Екатерина Арроганская аплодирует и благодарно кланяется отцу за такой тонкий подарок. А я так злюсь на то, что мне не позволили принять участие в этом представлении, что даже не могу заставить себя улыбнуться. Я ловлю на себе ее взгляд и преисполняюсь уверенностью в том, что она дразнит меня вниманием, которым одаривает ее мой отец. Она в центре всех событий, и эта мысль мне ужасно неприятна.

Затем настала очередь Артура. Он танцует с одной из фрейлин нашей матери, а после них мы с Гарри выходим, чтобы исполнить гальярд. Это живой, быстрый танец, с ритмом, чем-то напоминающим деревенскую джигу. Музыканты берут хороший темп, мы с Гарри составляем прекрасную пару и успели достаточно порепетировать. Мы не допускаем ни одной ошибки, и лучше нас никто не мог исполнить этого танца. Но в один прекрасный момент, когда я кружилась на месте с раскрытыми руками и приподнявшийся в танце край юбки открывал взглядам щиколотки, Гарри решил отскочить в сторону, чтобы сбросить свой громоздкий жакет и вернуться ко мне в одной развевающейся льняной рубахе. Отец и мать аплодируют ему, и он сам так светится мальчишеским азартом, что все внимание зрителей достается ему и в зале раздаются громкие похвалы в его адрес. Я не теряю улыбки, но ничего не могу сделать с переполняющей меня злостью, и когда мы соединяем руки в танце, я изо всех сил щиплю его за ладонь. Конечно же, я не удивлена тем, что он снова оказался в центре внимания, я ждала, что он выкинет что-нибудь в этом роде.
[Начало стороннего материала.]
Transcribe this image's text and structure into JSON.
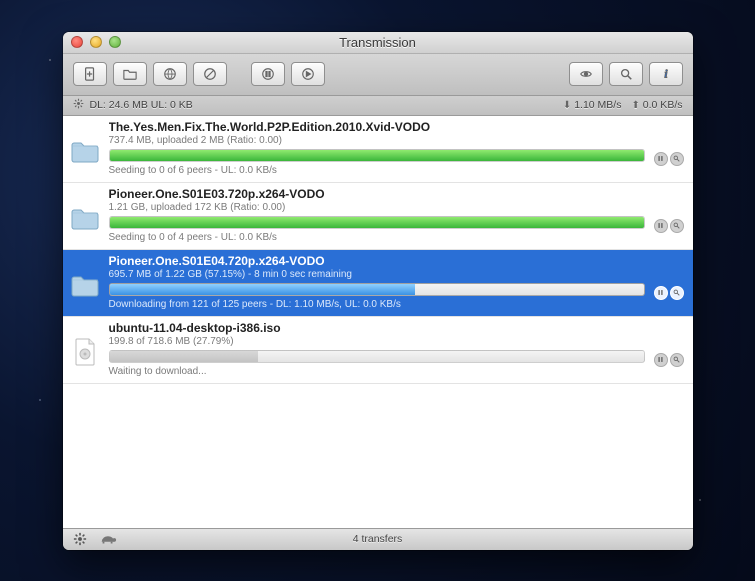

Он и так с трудом протерпел весь день в тени своего старшего брата, Артура. Он сопровождал Екатерину к алтарю, но там был вынужден отдать ее другому и отступить в сторону, чтобы самому быть преданным забвению. А теперь, получив возможность выйти на середину зала после сдержанного выступления Артура, он сделал все, чтобы блеснуть. Если бы я могла наступить ему на ногу, то непременно сделала бы это, но потом поймала взгляд Артура, который мне заговорщицки подмигнул. Нам обоим пришла в голову одна и та же мысль: «Гарри всегда все сходит с рук, и всем, кроме матери и отца, уже давно понятно, что их младший сын избалован до неприличия».